Keberadaan warung kopi disana sangat banyak dan menjamur, makanya jangan
coba-coba untuk menghitung jumlah warung kopi yang ada disana.
Sebetulnya di
Tulunagung, ada beberapa varian kopi
seperti kopi ijo, kopi gula abang, dan kopi yang lainnya, resep racikan dari
masing kopi tetap terjaga kerahasiaannya oleh sang peracik. Satu hal yang tidak
dapat dirubah oleh masyarakat dan menjadi trade
mark kota Tulungagung, yaitu kopi ijo dan budaya nyethe. Kedua hal itu
menjadi ciri khas kota tersebut, bahkan kalau saya boleh bilang bahwa itu
menjadi warisan budaya mereka,
masyarakat Tulungagung.
Daerah
ini merupakan penghasil batu marmer terbesar, sebuah barang tambang dengan
kandungan marmernya diperkirakan sebesar 382.050.000, jumlah yang tidak sedikit
dan memiliki nilai ekonomis yang sangat tinggi. Bahkan oleh Kementerian Energi
dan Sumber Daya Mineral, menyematkan predikat sebagi kota marmer.
Namun
masyarakat luas hanya mengenal Tulungagung hanya dengan warung kopi cethenya. Mengapa begitu?
Menurut
data dari survey yang dilakukan sebuah paguyuban, Pawahita (Paguyuban
Warung dan Hiburan se-Tulungagung), jumlah warung kopi di tulungagung sekitar 7.000 unit. Apabila terdapat 19 kecamatan, dengan 257 desa dan 14 kelurahan,
berarti rata-rata setiap desa atau kelurahan memiliki kurang lebih 25 warung kopi.
Semua
warung kopi yang berada di Tulungagung selalu ramai pengunjung. Padahal
rata-rata nilai warung kopi disana biasa saja. Didirikan semi permanen,
penataan interior dan fasilitas sekedarnya,
cukup meja dan tempat duduk yang terbuat dari kayu.

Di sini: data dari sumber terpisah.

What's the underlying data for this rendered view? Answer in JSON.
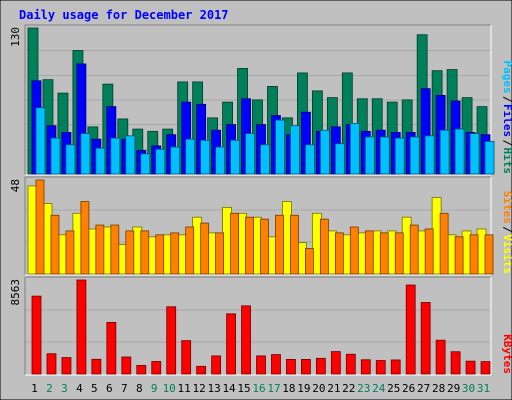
{
  "chart_data": [
    {
      "type": "bar",
      "title": "Daily usage for December 2017",
      "panel": "pages-files-hits",
      "categories": [
        "1",
        "2",
        "3",
        "4",
        "5",
        "6",
        "7",
        "8",
        "9",
        "10",
        "11",
        "12",
        "13",
        "14",
        "15",
        "16",
        "17",
        "18",
        "19",
        "20",
        "21",
        "22",
        "23",
        "24",
        "25",
        "26",
        "27",
        "28",
        "29",
        "30",
        "31"
      ],
      "weekend_days": [
        "2",
        "3",
        "9",
        "10",
        "16",
        "17",
        "23",
        "24",
        "30",
        "31"
      ],
      "ylim": [
        0,
        130
      ],
      "y_max_label": "130",
      "legend": [
        "Pages",
        "Files",
        "Hits"
      ],
      "series": [
        {
          "name": "Hits",
          "color": "#00805a",
          "values": [
            130,
            84,
            72,
            110,
            42,
            80,
            49,
            40,
            38,
            40,
            82,
            82,
            50,
            64,
            94,
            66,
            78,
            50,
            90,
            74,
            68,
            90,
            67,
            67,
            64,
            66,
            124,
            92,
            93,
            68,
            60
          ]
        },
        {
          "name": "Files",
          "color": "#0000ff",
          "values": [
            83,
            43,
            37,
            98,
            31,
            60,
            31,
            21,
            25,
            35,
            64,
            62,
            39,
            44,
            67,
            44,
            52,
            35,
            55,
            38,
            42,
            44,
            38,
            39,
            37,
            37,
            76,
            70,
            65,
            37,
            35
          ]
        },
        {
          "name": "Pages",
          "color": "#00c0ff",
          "values": [
            59,
            32,
            26,
            36,
            23,
            32,
            34,
            18,
            22,
            24,
            31,
            30,
            24,
            30,
            36,
            26,
            48,
            43,
            26,
            39,
            27,
            45,
            33,
            33,
            32,
            33,
            34,
            39,
            40,
            36,
            29
          ]
        }
      ]
    },
    {
      "type": "bar",
      "panel": "visits-sites",
      "categories": [
        "1",
        "2",
        "3",
        "4",
        "5",
        "6",
        "7",
        "8",
        "9",
        "10",
        "11",
        "12",
        "13",
        "14",
        "15",
        "16",
        "17",
        "18",
        "19",
        "20",
        "21",
        "22",
        "23",
        "24",
        "25",
        "26",
        "27",
        "28",
        "29",
        "30",
        "31"
      ],
      "ylim": [
        0,
        48
      ],
      "y_max_label": "48",
      "legend": [
        "Sites",
        "Visits"
      ],
      "series": [
        {
          "name": "Visits",
          "color": "#ffff00",
          "values": [
            45,
            36,
            20,
            31,
            23,
            24,
            15,
            24,
            19,
            20,
            20,
            29,
            21,
            34,
            31,
            29,
            19,
            37,
            16,
            31,
            22,
            20,
            21,
            22,
            22,
            29,
            22,
            39,
            20,
            22,
            23
          ]
        },
        {
          "name": "Sites",
          "color": "#ff8000",
          "values": [
            48,
            30,
            22,
            37,
            25,
            25,
            22,
            22,
            20,
            21,
            24,
            26,
            21,
            31,
            29,
            28,
            30,
            30,
            13,
            28,
            21,
            24,
            22,
            21,
            21,
            25,
            23,
            31,
            19,
            20,
            20
          ]
        }
      ]
    },
    {
      "type": "bar",
      "panel": "kbytes",
      "categories": [
        "1",
        "2",
        "3",
        "4",
        "5",
        "6",
        "7",
        "8",
        "9",
        "10",
        "11",
        "12",
        "13",
        "14",
        "15",
        "16",
        "17",
        "18",
        "19",
        "20",
        "21",
        "22",
        "23",
        "24",
        "25",
        "26",
        "27",
        "28",
        "29",
        "30",
        "31"
      ],
      "ylim": [
        0,
        8563
      ],
      "y_max_label": "8563",
      "legend": [
        "KBytes"
      ],
      "series": [
        {
          "name": "KBytes",
          "color": "#ff0000",
          "values": [
            7095,
            1850,
            1500,
            8563,
            1340,
            4700,
            1550,
            780,
            1140,
            6125,
            3040,
            700,
            1650,
            5480,
            6210,
            1650,
            1770,
            1330,
            1330,
            1430,
            2040,
            1800,
            1300,
            1230,
            1280,
            8105,
            6520,
            3080,
            2030,
            1170,
            1130
          ]
        }
      ]
    }
  ]
}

Ya, kopi ijo-lah yang menjadi primadona di
setiap warung kopi disana. Kopi ijo bukan merupakan varietas kopi yang lain,
tetapi kopi ijo merupakan kombinasi racikan dari bubuk kopi hitam, gula, dan
campuran kacang hijau yang dihaluskan, terkadang penyajiannya ditambah dengan
susu cair, dari berbagai merk.
Sesuai
hukum positif sebuah persaingan kompetitif, ketika jumlah permintaan sedikit
dari pada penawaran maka yang terjadi adalah penawaran yang kompetitif.

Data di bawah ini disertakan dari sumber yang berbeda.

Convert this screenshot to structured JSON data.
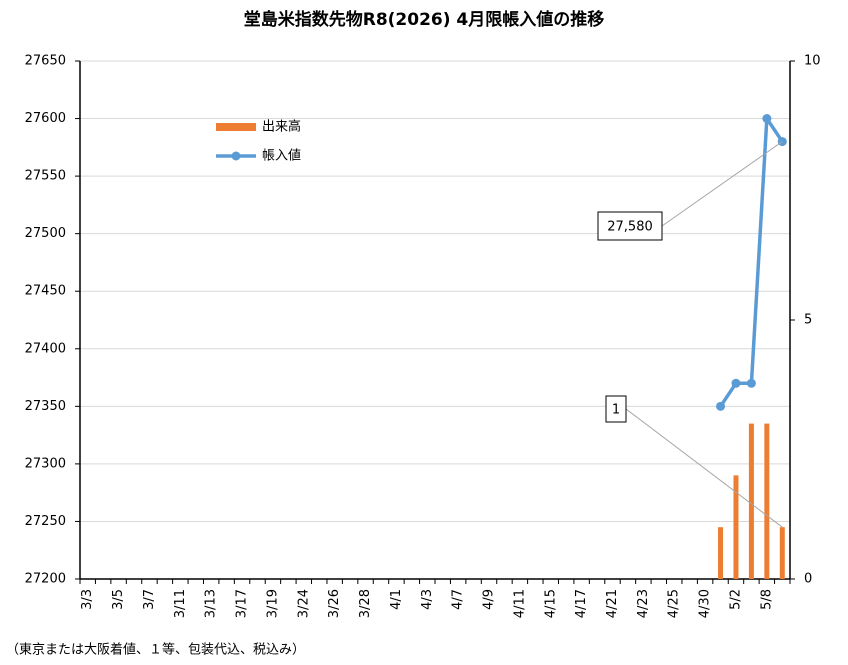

Pelayanan merupakan hal terpenting dalam suatu bisnis apapun. Pemberian servis digunakan sebagai salah satu cara
agar memenangkan persaingan. Hal itulah yang menjadi parameter dalam persaingan
kompetitif warung kopi di Tulungagung. Pramusaji yang muda dan cantik, juga
ramah. Plus, ketersediaan primadona
(selain Kopi Ijo-nya) yang bisa memberikan pelayanan yan lain, jadilah warung kopi plus-plus.
Pelayanan
dari para pramusaji ini bisa di mode dari nyablek
atau nyeples (pukulan dengan
menggunakan telapak tangan yang ditujukan pada pantat seseorang), mangku (duduk diatas paha pengunjung) sampai
esek-esek. Full Service, wow. Saking sering perilaku didalam warung tersebut
membawa istilah baru dalam bisnis warung kopi, Warung Kopang dan Warung
Ngosek. Konotasi ini dilayangkan oleh pengunjung atau masyarakat sekitar
dalam warung kopi yang juga menjalankan bisnis prostitusi terselubung dalam
kemasan ngopi.
Tidak
semua warung kopi yang ada di Tulungagung memakai jasa prostitusi untuk
meningkatkan penjualan kopinya. Ada beberapa daerah yang kerap sekali
membungkus prostitusi dalam bisnis ini, seperti di boyolangu ada,
sumbergempol, ngunut, kalidawir, karangrejo, moyoketen, tapi yang paling
banyak di area pasar ngemplak.
Dari beberapa daerah tersebut rujukan terbanyak ditujukan di pasar ngemplak. Disini, berbeda jauh
dengan warung kopi di daerah lainnya, tempat yang tadinya berjualan kebutuhan
pokok dan sayur mayur, di malam hari menjadi sebuah deretan warung kopi
lesehan, pengunjung duduk di atas alas tikar yang sudah disediakan oleh penjualnya.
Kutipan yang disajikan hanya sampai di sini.